4 thoughts on “Pain (1)

  1. Hi Peter, Thanks for this interesting post. I like the way you highlight the assumptions that can accompany pain, and imagine you may go on to suggest how we can alter (or at least work with) those assumptions when they are unhelpful? The use of mindfulness to help people cope with chronic pain seems to involve not just being aware of the pain, but giving it a wider context in awareness which makes it less dominant and less distressing. That could mean also becoming aware of and letting go of assumptions (such as the self-blaming ones you mention) that do nothing to contextualise the pain in the longer-term.

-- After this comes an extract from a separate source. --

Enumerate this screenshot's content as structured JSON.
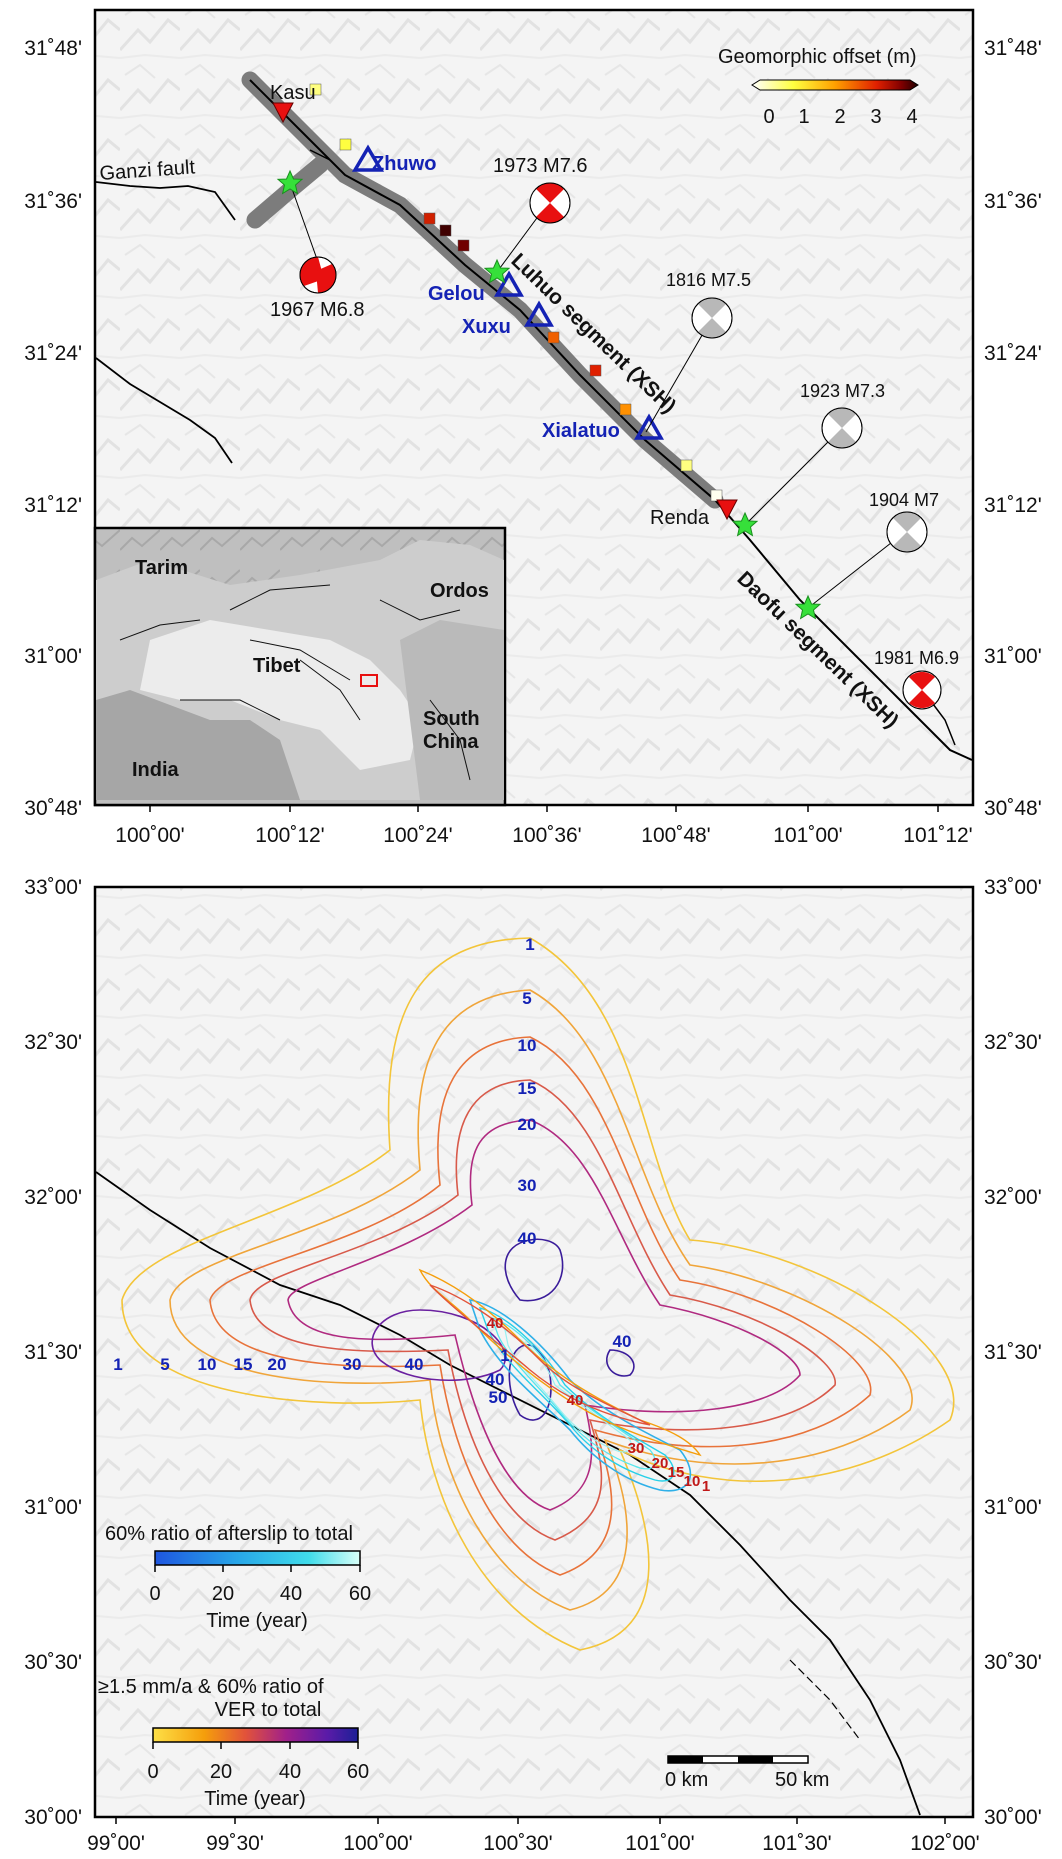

    1. Yes, Robert, I shall describe and discuss methods I’ve used and seen used to ‘manage’ pain (although I’m not sure I much like that term ‘manage’ in this context). I shall also offer a perspective on pain from my own experience of working in Zambia as a nurse (and from the literature), a perspective that may offer possible insights into cultural influences on the perception of pain; again my intention will be to widen the discussion of psychological ones.

  2. This is indeed an interesting post. I’d be interested at some stage at looking at the difference between physical and emotional pain and whether or not that distinction is particularly helpful.

    1. Yes, Barry, I shall enjoy sharing ideas and experience of pain, and we shall certainly hope to explore what the distinctions and differences may be, and what the implications of such judgements might hold for practice, both philosophical and medical/clinical. I use the terms medical and clinical as catch-all labels for all kinds of practical interventions, not just orthodox or professional ones.

      I hope the Health and well-being category may draw more subscribers in, and generate wider interest in the Middle Way Philosophy, where it has (I think) enormous value as a resource to practitioners at many levels of application.

      I’ll think in terms of perhaps three posts on this topic, but we’ll see how it develops.

      Thanks to you both (Robert and yourself) for an encouraging kick-off!